Düşman tanımı belliydi Ankara’nın… Mutlak iradesini kabul etmeyen herkes… Bunların içinde cumhuriyetin katı laik sistemini ve merkeziyetçiliğini kabul etmeyenler de, ırka dayalı “Türk”lük tanımını içine sindirmeyenler de vardı.

 

 

Fakat zaman geçti, bu da değişti…

 

 

1980 darbesi sonrasındaki Türkiye doğudaki olası ayaklanmaları “irtica”dan daha tehlikeli görmeye başladı.  Hatta din artık “ehilleştirici” görevi görecekti.
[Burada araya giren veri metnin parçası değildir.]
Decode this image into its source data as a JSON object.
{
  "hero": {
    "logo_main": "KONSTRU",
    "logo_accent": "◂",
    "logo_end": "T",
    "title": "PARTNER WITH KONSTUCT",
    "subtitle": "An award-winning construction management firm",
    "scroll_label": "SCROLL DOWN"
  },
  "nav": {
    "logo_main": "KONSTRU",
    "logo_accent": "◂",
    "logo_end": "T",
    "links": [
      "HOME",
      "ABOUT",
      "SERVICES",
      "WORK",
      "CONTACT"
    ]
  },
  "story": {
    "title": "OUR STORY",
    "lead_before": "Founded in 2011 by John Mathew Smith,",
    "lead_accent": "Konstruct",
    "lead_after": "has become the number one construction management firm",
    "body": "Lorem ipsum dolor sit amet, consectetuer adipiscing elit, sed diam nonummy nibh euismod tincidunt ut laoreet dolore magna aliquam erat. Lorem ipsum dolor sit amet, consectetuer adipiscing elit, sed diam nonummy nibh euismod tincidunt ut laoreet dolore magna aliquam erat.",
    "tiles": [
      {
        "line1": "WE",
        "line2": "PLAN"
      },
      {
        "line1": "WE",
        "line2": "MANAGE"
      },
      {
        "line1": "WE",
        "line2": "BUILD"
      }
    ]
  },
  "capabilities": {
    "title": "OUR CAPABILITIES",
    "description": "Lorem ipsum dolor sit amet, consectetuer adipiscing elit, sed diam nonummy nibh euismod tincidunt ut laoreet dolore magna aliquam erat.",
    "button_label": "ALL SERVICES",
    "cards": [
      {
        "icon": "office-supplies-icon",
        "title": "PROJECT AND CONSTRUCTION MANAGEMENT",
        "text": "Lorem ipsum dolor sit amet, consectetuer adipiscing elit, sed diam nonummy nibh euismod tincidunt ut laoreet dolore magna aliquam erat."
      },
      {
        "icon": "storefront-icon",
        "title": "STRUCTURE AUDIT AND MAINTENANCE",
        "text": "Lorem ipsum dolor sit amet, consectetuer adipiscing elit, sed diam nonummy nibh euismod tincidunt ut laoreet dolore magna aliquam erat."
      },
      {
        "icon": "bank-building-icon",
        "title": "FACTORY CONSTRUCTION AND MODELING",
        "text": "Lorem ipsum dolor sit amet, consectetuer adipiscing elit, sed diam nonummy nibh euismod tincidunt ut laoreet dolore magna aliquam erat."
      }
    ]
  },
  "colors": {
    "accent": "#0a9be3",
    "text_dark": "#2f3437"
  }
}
Öyle ya Türk – İslam sentezinin temelleri atılıyordu.

 

 

Bu nedenle Kenan Evren’in açıklamasına göre darbe sürecinde bir tane imam hatip açılacaktı. O da dönemin valisinin talebiyle Tunceli’ye…

 

 

Sadece bununla da sınırlı kalınmayacaktı… Araştırmacı Mesut Özcan’ın belgelerine göre, ‘Doğu İrşat Konferansları’ olarak anılan özel politikanın parçası olarak 5 bin çocuk ailelerinden alınıp otobüslere törenle bindirilerek Dersim dışındaki Yatılı İmam Hatip Okulları’na gönderilecekti.

 

 

Ne de olsa dönemin mantığı buydu: İmam Hatip’e gidenden “anarşist” çıkmazdı…

 

 

Yıllar geçti, bu ütopya Başbakan’ın dilinden de döküldü.

 

Ne de olsa kendisi de 28 Şubat sürecinde “nifak yuvası” olarak gösterilen imam hatiplerin eski mezunuydu.

 

Hedef gösterilmenin hıncıyla “İmam Hatip’ten terörist çıkmaz” dedi.

 

Domuz bağı katliamları kan donduran, faili meçhul listesi uzayıp giden Hizbullah’ın mensuplarının

imam hatip mezunu olduğunu görmezden gelircesine…

 

Bu duruma başka ne denir?

 

“Beşerin böyle dalâletleri var:

Putunu kendi yapar, kendi tapar.”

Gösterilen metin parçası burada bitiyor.